Meltem Bulur,Nazlı Yüzbaşıoğlu,Ayşe Sarıoğlu,Tuncay Çakmak
25 Juillet 2016•Mise à jour: 26 Juillet 2016
AA - Ankara - Tuncay Çakmak
Le ministre turc des Affaires étrangères, Mevlut Cavusoglu, a déclaré que si les Etats-Unis n’extradent pas Fethullah Gulen, les relations entre les deux pays se dégraderont forcément.
Cavusoglu a répondu lundi, aux questions des journalistes de la chaîne privée turque HaberTurk, concernant la tentative de coup d’Etat du 15 juillet.
Cavusoglu a affirmé qu’il n’est pas pensable que les pays étrangers et la communauté internationale ne sachent pas que l’organisation terroriste FETO, dont le chef Fethullah Gulen vit aux Etats-Unis, est l'instigateur du coup d’Etat raté du 15 juillet en Turquie.
Il a rappelé que la Turquie a fait parvenir quatre dossiers pour l’extradition de Gulen aux autorités américaines.
«Je ne veux pas imaginer le scénario négatif, mais nos citoyens commencent sérieusement à protester contre la position des Etats-Unis. Ils ne comprennent pas comment un pays allié stratégique peut encore garder le chef d’une telle organisation terroriste. Une réelle hostilité à Washington voit le jour dans notre pays. Ceci n’est pas bon pour les deux pays. Si l’extradition n'aura pas lieu, il est certain que nos relations se dégraderont», a-t-il dit.

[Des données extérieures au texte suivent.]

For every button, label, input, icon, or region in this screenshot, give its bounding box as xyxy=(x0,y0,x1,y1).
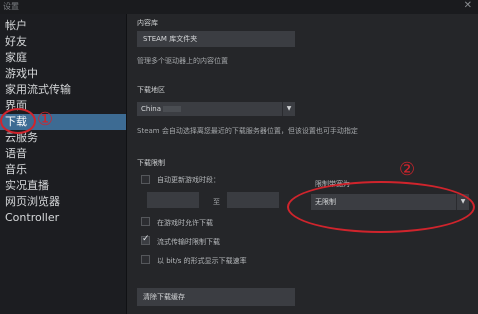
auto-update-window-checkbox[interactable] xyxy=(141,175,150,184)
show-bits-checkbox[interactable] xyxy=(141,255,150,264)
chevron-down-icon[interactable]: ▼ xyxy=(282,102,295,116)
download-region-value: China xyxy=(141,105,161,113)
title-bar: 设置 ✕ xyxy=(0,0,478,14)
sidebar-item-friends[interactable]: 好友 xyxy=(0,34,126,50)
library-heading: 内容库 xyxy=(137,19,158,27)
to-label: 至 xyxy=(213,198,220,206)
show-bits-label: 以 bit/s 的形式显示下载速率 xyxy=(157,257,247,265)
checkmark-icon: ✓ xyxy=(142,234,150,244)
redacted-region-detail xyxy=(163,106,181,112)
sidebar-item-music[interactable]: 音乐 xyxy=(0,162,126,178)
sidebar-item-remote-play[interactable]: 家用流式传输 xyxy=(0,82,126,98)
throttle-streaming-label: 流式传输时限制下载 xyxy=(157,238,220,246)
restrictions-heading: 下载限制 xyxy=(137,159,165,167)
allow-download-in-game-checkbox[interactable] xyxy=(141,217,150,226)
settings-sidebar: 帐户 好友 家庭 游戏中 家用流式传输 界面 下载 云服务 语音 音乐 实况直播… xyxy=(0,14,126,314)
clear-download-cache-button[interactable]: 清除下载缓存 xyxy=(137,288,295,306)
sidebar-item-account[interactable]: 帐户 xyxy=(0,18,126,34)
annotation-circle-downloads xyxy=(0,108,36,134)
downloads-panel: 内容库 STEAM 库文件夹 管理多个驱动器上的内容位置 下载地区 China … xyxy=(127,14,478,314)
sidebar-item-web-browser[interactable]: 网页浏览器 xyxy=(0,194,126,210)
sidebar-item-in-game[interactable]: 游戏中 xyxy=(0,66,126,82)
sidebar-item-family[interactable]: 家庭 xyxy=(0,50,126,66)
library-description: 管理多个驱动器上的内容位置 xyxy=(137,57,228,65)
update-start-time-field[interactable] xyxy=(147,192,199,208)
annotation-circle-bandwidth xyxy=(287,181,475,233)
close-icon[interactable]: ✕ xyxy=(464,0,472,11)
update-end-time-field[interactable] xyxy=(227,192,279,208)
allow-download-in-game-label: 在游戏时允许下载 xyxy=(157,219,213,227)
auto-update-window-label: 自动更新游戏时段： xyxy=(157,176,220,184)
throttle-streaming-checkbox[interactable]: ✓ xyxy=(141,234,150,245)
region-description: Steam 会自动选择离您最近的下载服务器位置，但该设置也可手动指定 xyxy=(137,127,358,135)
sidebar-item-voice[interactable]: 语音 xyxy=(0,146,126,162)
download-region-select[interactable]: China ▼ xyxy=(137,102,295,116)
sidebar-item-broadcasting[interactable]: 实况直播 xyxy=(0,178,126,194)
sidebar-item-controller[interactable]: Controller xyxy=(0,210,126,226)
annotation-number-1: ① xyxy=(37,109,54,130)
steam-library-folders-button[interactable]: STEAM 库文件夹 xyxy=(137,31,295,47)
region-heading: 下载地区 xyxy=(137,86,165,94)
window-title: 设置 xyxy=(3,2,19,11)
annotation-number-2: ② xyxy=(399,159,416,180)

«Ce n’est pas une attaque terroriste banale à laquelle nous avons fait face. Il s’agit d’une organisation terroriste qui a entrepris un coup d’Etat. Si les Etats-Unis n’extradent pas Gulen, je le dis clairement, nos relations seront affectées. Ce n’est pas une menace, mais nous pensons que dans un cas similaire, les Etats-Unis formuleraient les mêmes attentes», a-t-il poursuivi.
Mevlut Cavusoglu a rappelé que le ministre de la Justice Bekir Bozdag, et lui-même se rendront prochainement aux Etats-Unis pour discuter de la demande d’extradition de Gulen.
Par ailleurs, concernant la fuite de huit soldats putschistes en Grèce, le ministre des Affaires étrangères a rappelé que, selon le droit international, les putschistes ne peuvent pas bénéficier de l’asile politique.
«Ils ne peuvent pas bénéficier de ce statut. Nous attendons donc de la Grèce d'achever ce processus judiciaire au plus vite et qu’ils nous renvoient ces personnes», a-t-il dit.
Au sujet des réactions internationales et européennes concernant les opérations contre les membres de FETO au sein des institutions publiques et les débats autour de la peine de mort, le chef de la diplomatie turque a répondu :«Monsieur Jean-Claude Juncker [Président de la Commission européenne] nous a menacé de rompre immédiatement les négociations d’adhésion si la peine de mort devait être rétablie en Turquie. Il n’a pas le droit de nous menacer de cette manière. Nous ne les laisserons pas nous menacer de cette sorte.»
«Ils sont libres de dire ce qu’ils pensent de la peine de mort, mais s’ils nous menacent de cette manière, les choses se retourneront contre eux, Juncker n’est pas le patron de la Turquie», a-t-il ajouté.
Cavusoglu a expliqué que la Turquie informe de manière transparente ses partenaires internationaux sur la situation interne, avant d’ajouter que le Secrétaire général du Conseil de l’Europe, Thorbjorn Jagland viendra prochainement en Turquie.